La consueta raffinatezza della scrittura audiovisiva di Simon e Pelecanos (e di Richard Price, Megan Abbott, Lisa Lutz e dei tanti altri narratori di rango coinvolti nello story department; ma anche di registi dotati ed empatici come Alex Hall, Roxann Dawson, Michelle MacLaren, Tanya Hamilton, Susanna White) sa rendere indimenticabili i tanti personaggi che attraversano le tre stagioni della serie, soprattutto – va evidenziato – quelli femminili, ai quali spesso è affidato il punto di vista di un racconto che, come in poche altre occasioni nella serialità contemporanea, riesce a bilanciare tra loro l’approfondimento psicologico dei caratteri, l’intreccio tra micro-storie intime e quotidiane, l’evoluzione del macro-contesto storico-sociale e la contaminazione tra generi narrativi “forti” come il crime-noir, il melò, il dramma d’impegno civile e la ricostruzione d’epoca.

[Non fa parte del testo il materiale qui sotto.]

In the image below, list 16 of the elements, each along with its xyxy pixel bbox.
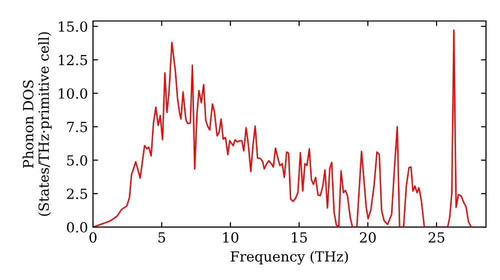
y-tick-label: 2.5 [66, 188, 88, 200]
y-tick-label: 7.5 [67, 122, 88, 132]
x-tick-label: 5 [158, 232, 166, 243]
y-tick-label: 15.0 [58, 21, 88, 32]
x-axis-title: Frequency (THz) [230, 250, 348, 265]
x-tick-label: 25 [428, 232, 444, 243]
y-tick-label: 5.0 [67, 155, 88, 166]
y-axis-title: Phonon DOS (States/THz·primitive cell) [22, 32, 52, 216]
line-series [93, 30, 472, 228]
x-tick-label: 10 [223, 232, 238, 243]
y-tick-label: 12.5 [58, 54, 88, 66]
y-tick-label: 0.0 [66, 222, 88, 233]
y-tick-label: 10.0 [58, 88, 88, 99]
x-tick-label: 0 [89, 232, 96, 243]
x-tick-label: 15 [292, 232, 307, 243]
x-tick-label: 20 [360, 232, 376, 243]
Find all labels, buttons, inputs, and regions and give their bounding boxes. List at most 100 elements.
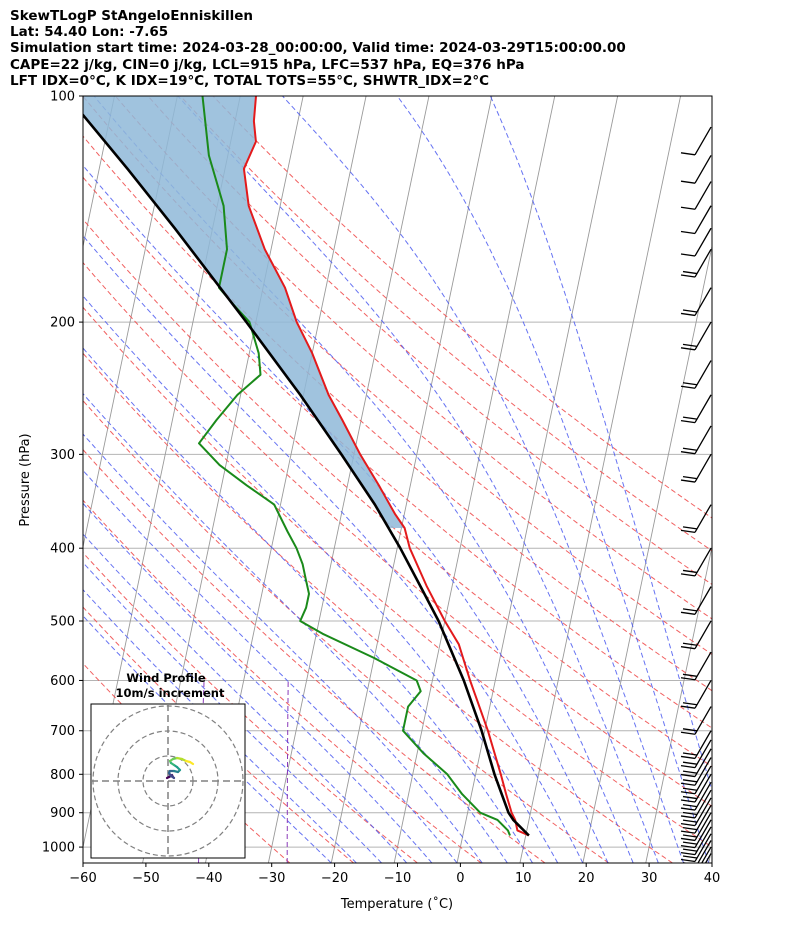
wind-barb-flag [682,834,698,838]
wind-barb-flag [682,642,698,646]
dry-adiabat-line [83,499,482,863]
dry-adiabat-line [83,448,546,863]
simulation-times: Simulation start time: 2024-03-28_00:00:… [10,40,626,57]
cape-shading [83,96,405,528]
wind-barb-flag [680,385,696,389]
wind-barb-flag [682,787,698,791]
dry-adiabat-line [83,306,712,848]
wind-barb-flag [682,795,698,800]
wind-barb-flag [682,752,698,756]
x-tick-label: −60 [69,871,96,886]
dry-adiabat-line [83,135,712,692]
wind-barb-staff [694,126,712,156]
wind-barb-flag [682,416,698,420]
wind-barb-flag [680,312,696,317]
isotherm-line [582,244,712,863]
y-tick-label: 600 [50,674,75,689]
wind-barb-flag [680,851,696,856]
wind-barb-flag [680,837,696,842]
y-tick-label: 300 [50,448,75,463]
inset-title: Wind Profile [126,671,206,685]
wind-barb-staff [694,651,712,681]
x-tick-label: 40 [704,871,721,886]
wind-barb-flag [682,848,698,852]
wind-barb-flag [680,451,696,455]
wind-barb-flag [680,274,696,278]
moist-adiabat-line [83,347,533,863]
wind-barb-flag [682,803,698,808]
wind-barb-staff [694,586,712,615]
wind-barb-staff [694,789,712,819]
wind-barb-staff [694,819,712,848]
moist-adiabat-line [177,96,659,863]
wind-barb-staff [694,765,712,795]
isotherm-line [519,96,682,863]
wind-barb-staff [704,853,712,863]
wind-barb-flag [682,728,698,732]
wind-barb-flag [680,807,696,811]
dry-adiabat-line [83,352,673,863]
wind-barb-flag [682,826,698,831]
wind-barb-flag [682,382,698,386]
moist-adiabat-line [83,615,332,863]
wind-barb-flag [682,761,698,765]
wind-barb-flag [680,858,696,863]
y-tick-label: 700 [50,724,75,739]
dry-adiabat-line [180,96,712,552]
y-tick-label: 500 [50,614,75,629]
moist-adiabat-line [83,295,559,863]
hodograph [91,704,245,858]
wind-barb-staff [694,454,712,483]
hodograph-segment [188,760,195,766]
wind-barb-flag [682,819,698,823]
x-tick-label: −30 [258,871,285,886]
wind-barb-staff [694,547,712,577]
y-tick-label: 1000 [42,841,75,856]
moist-adiabat-line [93,96,634,863]
wind-barb-staff [694,797,712,826]
wind-barb-staff [694,739,712,768]
parcel-path-line [83,112,530,837]
wind-barb-flag [680,206,696,210]
wind-barb-flag [682,475,698,480]
x-tick-label: −10 [384,871,411,886]
wind-barb-flag [680,419,696,424]
stability-parameters: CAPE=22 j/kg, CIN=0 j/kg, LCL=915 hPa, L… [10,56,525,73]
x-axis-ticks: −60 −50 −40 −30 −20 −10 0 10 20 30 40 [69,863,720,886]
wind-barb-flag [680,822,696,827]
wind-barb-flag [682,608,698,612]
dry-adiabat-line [83,218,712,768]
wind-barb-staff [694,360,712,389]
wind-barb-staff [694,706,712,735]
wind-barb-flag [682,447,698,451]
wind-barb-flag [680,253,696,257]
y-axis-label: Pressure (hPa) [18,433,33,526]
y-tick-label: 800 [50,768,75,783]
wind-barb-flag [680,479,696,483]
chart-header: SkewTLogP StAngeloEnniskillen Lat: 54.40… [10,8,626,89]
wind-barb-staff [694,248,712,278]
wind-barb-staff [694,748,712,777]
wind-barb-flag [682,569,698,574]
wind-barb-staff [694,287,712,316]
moist-adiabat-line [83,164,609,863]
wind-barb-staff [694,805,712,834]
wind-barb-flag [680,677,696,681]
wind-barb-flag [680,755,696,760]
wind-profile-inset: Wind Profile 10m/s increment [90,671,246,859]
dry-adiabat-line [83,662,291,863]
wind-barb-flag [680,731,696,735]
isotherm-line [330,96,493,863]
wind-barb-flag [680,646,696,650]
moist-adiabat-line [489,96,712,792]
wind-barb-flag [682,855,698,859]
wind-barb-flag [682,309,698,313]
dry-adiabat-line [83,606,354,863]
isotherm-line [456,96,619,863]
wind-barb-staff [694,321,712,351]
wind-barb-staff [694,680,712,709]
cape-area [83,96,405,528]
y-tick-label: 100 [50,90,75,105]
moist-adiabat-line [83,502,433,863]
moist-adiabat-line [83,533,408,863]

Al tempo stesso, come sempre nelle serie di Simon, The Deuce può essere letta come uno straordinario viaggio nella popular music a stelle e strisce, compiutamente inserita nei meccanismi della narrazione e utilizzata per accompagnare i personaggi e sottolineare i mutamenti del mondo nel quale essi agiscono. Così, fin dai titoli di testa, l’itinerario d’autore procede da Curtis Mayfield (prima stagione) a Elvis Costello (la seconda) fino all’inevitabile Blondie di Dreaming, opening song della terza stagione, amaramente collegata al requiem finale di The Sidewalks of New York non a caso reinterpretata per l’occasione proprio da Debbie Harry e, sui titoli di coda, alla sontuosa Assume the Position di Lafayette Gilchrist, costante sonora delle tre stagioni capace di rimandare direttamente a The Wire e di caricare, ancora una volta, l’America di Simon e Pelecanos di un mood inquietante e minaccioso.